I ran and clambered up the scree. My legs complained, and my breath rattled, but there was no time to waste.

Farid had said that Bruna was a hunter and a killer. And now, I was her prey.

As I reached the upper end of the valley, I turned right and north since she was bound to come in over the ridge to my left.

The running was easier now that the ground was solid basalt and I didn't have to climb anymore. I decided to run around the north peak and then head south to hide in the shrubs around the southern hill.

I looked back. She wasn't in sight. Relieved, I continued. Searching the valley of the cave would keep her busy, giving me time and a headstart.

"Megan, wait!"

The voice was faint, but it caught me like a snare. It came from above. I looked up, and there she stood, close to the top of the hill, hands resting against her hips, looking down at me. She was no more than a hundred yards or so away.

She strode down the slope towards me, sure-footed and quick.

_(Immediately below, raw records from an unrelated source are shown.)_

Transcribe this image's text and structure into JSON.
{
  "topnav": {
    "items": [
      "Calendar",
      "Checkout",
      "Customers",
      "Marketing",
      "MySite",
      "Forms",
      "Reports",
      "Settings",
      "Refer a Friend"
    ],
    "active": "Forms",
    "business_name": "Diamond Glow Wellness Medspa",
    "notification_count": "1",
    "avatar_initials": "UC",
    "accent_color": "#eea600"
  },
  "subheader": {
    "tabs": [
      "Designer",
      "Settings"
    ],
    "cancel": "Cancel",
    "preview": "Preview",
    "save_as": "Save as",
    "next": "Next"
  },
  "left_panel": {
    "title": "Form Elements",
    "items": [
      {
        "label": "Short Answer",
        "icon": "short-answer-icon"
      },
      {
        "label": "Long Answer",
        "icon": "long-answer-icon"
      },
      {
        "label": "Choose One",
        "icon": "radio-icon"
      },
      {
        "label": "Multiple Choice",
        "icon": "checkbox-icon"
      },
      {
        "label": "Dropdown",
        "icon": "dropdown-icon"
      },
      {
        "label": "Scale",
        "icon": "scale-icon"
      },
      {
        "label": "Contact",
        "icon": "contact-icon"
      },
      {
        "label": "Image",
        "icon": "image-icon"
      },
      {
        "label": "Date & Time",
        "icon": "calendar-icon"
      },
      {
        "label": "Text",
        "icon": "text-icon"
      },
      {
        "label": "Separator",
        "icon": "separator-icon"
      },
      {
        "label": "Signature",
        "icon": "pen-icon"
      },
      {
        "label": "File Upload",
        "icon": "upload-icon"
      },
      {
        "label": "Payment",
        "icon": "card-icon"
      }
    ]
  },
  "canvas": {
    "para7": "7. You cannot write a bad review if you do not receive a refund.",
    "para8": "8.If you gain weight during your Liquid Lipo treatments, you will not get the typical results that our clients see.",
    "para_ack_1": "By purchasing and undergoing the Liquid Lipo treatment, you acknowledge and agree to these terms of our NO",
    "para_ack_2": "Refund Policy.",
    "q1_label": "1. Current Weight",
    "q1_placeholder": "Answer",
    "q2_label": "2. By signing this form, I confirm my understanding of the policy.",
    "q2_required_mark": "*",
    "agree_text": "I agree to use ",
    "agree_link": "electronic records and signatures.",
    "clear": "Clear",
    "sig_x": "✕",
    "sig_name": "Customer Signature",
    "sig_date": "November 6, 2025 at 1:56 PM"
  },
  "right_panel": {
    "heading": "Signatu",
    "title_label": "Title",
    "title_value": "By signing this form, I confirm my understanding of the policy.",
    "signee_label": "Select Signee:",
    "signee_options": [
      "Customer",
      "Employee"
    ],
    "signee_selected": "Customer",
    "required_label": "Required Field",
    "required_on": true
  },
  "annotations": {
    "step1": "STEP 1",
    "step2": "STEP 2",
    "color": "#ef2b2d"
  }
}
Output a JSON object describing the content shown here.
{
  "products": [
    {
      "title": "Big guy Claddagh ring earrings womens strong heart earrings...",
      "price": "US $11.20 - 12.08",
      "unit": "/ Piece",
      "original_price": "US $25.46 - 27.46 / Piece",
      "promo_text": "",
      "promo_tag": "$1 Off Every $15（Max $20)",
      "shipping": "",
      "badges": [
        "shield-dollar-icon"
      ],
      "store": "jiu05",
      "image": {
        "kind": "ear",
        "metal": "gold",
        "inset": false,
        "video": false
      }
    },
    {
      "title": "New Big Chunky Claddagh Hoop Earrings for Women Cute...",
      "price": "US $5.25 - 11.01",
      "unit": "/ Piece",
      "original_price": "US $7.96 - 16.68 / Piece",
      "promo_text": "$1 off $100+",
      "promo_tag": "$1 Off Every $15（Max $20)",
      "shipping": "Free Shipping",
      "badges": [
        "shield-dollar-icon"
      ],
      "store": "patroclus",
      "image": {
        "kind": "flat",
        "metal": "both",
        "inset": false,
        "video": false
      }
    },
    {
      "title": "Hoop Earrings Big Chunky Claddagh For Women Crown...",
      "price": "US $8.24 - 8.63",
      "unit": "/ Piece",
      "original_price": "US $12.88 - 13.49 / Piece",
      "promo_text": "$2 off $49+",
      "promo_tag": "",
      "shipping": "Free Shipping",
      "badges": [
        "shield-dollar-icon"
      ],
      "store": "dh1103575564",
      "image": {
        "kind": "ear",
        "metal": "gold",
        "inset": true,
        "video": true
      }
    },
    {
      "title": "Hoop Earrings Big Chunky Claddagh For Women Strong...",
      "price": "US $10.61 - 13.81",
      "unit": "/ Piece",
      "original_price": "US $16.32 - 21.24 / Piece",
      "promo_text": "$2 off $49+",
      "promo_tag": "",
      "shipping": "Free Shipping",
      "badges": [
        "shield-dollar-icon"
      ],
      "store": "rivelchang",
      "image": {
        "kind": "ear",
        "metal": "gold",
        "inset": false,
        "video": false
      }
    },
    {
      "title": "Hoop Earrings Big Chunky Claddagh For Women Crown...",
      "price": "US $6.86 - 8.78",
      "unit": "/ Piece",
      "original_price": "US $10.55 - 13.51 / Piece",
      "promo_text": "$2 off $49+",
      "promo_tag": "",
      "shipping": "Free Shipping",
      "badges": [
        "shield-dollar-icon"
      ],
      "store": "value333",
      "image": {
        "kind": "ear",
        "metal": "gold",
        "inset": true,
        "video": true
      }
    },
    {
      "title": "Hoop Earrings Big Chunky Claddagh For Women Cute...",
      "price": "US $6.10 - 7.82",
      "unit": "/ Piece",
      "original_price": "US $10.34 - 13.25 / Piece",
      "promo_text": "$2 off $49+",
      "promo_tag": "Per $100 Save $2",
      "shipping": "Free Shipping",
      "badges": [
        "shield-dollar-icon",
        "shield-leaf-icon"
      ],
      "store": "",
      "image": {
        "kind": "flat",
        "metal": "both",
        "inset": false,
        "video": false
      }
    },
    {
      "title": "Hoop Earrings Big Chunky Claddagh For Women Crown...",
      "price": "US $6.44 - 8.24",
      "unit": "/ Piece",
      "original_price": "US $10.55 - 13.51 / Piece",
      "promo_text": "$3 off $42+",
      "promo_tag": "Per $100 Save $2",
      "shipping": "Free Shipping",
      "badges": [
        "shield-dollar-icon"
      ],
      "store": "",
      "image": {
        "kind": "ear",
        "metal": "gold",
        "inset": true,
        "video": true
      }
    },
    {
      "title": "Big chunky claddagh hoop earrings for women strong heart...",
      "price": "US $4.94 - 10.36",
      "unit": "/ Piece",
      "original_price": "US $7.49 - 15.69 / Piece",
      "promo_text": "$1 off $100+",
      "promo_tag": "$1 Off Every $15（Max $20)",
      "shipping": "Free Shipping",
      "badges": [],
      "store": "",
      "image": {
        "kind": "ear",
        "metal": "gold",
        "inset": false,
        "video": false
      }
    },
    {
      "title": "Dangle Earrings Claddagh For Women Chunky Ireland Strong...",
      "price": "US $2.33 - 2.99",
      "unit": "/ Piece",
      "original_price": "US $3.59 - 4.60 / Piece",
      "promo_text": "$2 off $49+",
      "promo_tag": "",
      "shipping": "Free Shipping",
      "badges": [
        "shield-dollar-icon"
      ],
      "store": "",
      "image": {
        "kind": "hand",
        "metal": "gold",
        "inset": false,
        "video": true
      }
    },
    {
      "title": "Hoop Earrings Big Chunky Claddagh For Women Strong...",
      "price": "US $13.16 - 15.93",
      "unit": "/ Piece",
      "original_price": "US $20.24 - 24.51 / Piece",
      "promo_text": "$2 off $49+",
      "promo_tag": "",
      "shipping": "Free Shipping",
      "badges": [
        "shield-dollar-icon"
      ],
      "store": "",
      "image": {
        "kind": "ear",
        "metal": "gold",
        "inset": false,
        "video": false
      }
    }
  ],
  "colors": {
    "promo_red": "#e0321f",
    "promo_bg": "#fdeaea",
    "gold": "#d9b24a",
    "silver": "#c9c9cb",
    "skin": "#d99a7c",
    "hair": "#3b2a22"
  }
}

My feet were glued to the ground as if they had driven roots into the rock.

"Why are you running?" she said. "Has everyone on this island lost their mind?" She stopped a few steps away, eying me, lips parted.

I was exhausted, and she looked as fresh as dew. Trying to outrun her made no sense.

I shrugged. "They've killed everybody," I said, my gaze darting between her and the ground. I needed a weapon.

"Yes, I've seen. That's why I ran. I hate the military. Where's Farid?"

"He's... dead."

She bit her lip. "What happened?"

"We hid in that valley up there." I waved a hand towards the hill. "They found us. When they saw him, they shot him."

She looked back uphill, winding a strand of her hair around her fingers and tugging at it.

She said something in Spanish, starting with 'me cago'. The rest was lost on me, but it was fraught with anger or hatred. When she looked back at me, her lips were pressed into a thin line. "And you?" She jutted her chin at me. "How did you survive if they got him? They had dogs, didn't they? I heard their bark."

"There's a little cave in that valley where we were hiding. When they arrived, he left me there and drew them away. They didn't find me."

She raised her eyebrows. "Oh, he sacrificed himself? He took the bullet... for you?"

I lacked the words for an answer and stared at her feet. The skin between her shoes and the sullied, torn cuffs of her pants was smooth and perfect. The same skin that had been badly burned only a couple of days ago.

"He is..." She hesitated. "He was always like that. Too good and too soft. He never acknowledged the man he was. He was worth so much more than most of those he cared for."

I nodded and looked up at her face, yet her gaze wasn't on me—it was directed at the sea.

"He wasted what God had given him," she said. "He could have achieved anything if he just had had the courage and strength to use it."

Her words were so dismissive, so condescending. He didn't deserve this.

"He had more courage and strength than most," I said, and my anger wove a quiver into my voice. "Restraint is so much harder than giving in to petty whims and sordid desires."

She turned her gaze on me, her eyes a blue hotter than the orange fire that had devoured our companions. For a moment, we just stared at each other, sharing the poisonous knowledge.

Sharing the knowledge that I knew what she was, and that she knew that I knew.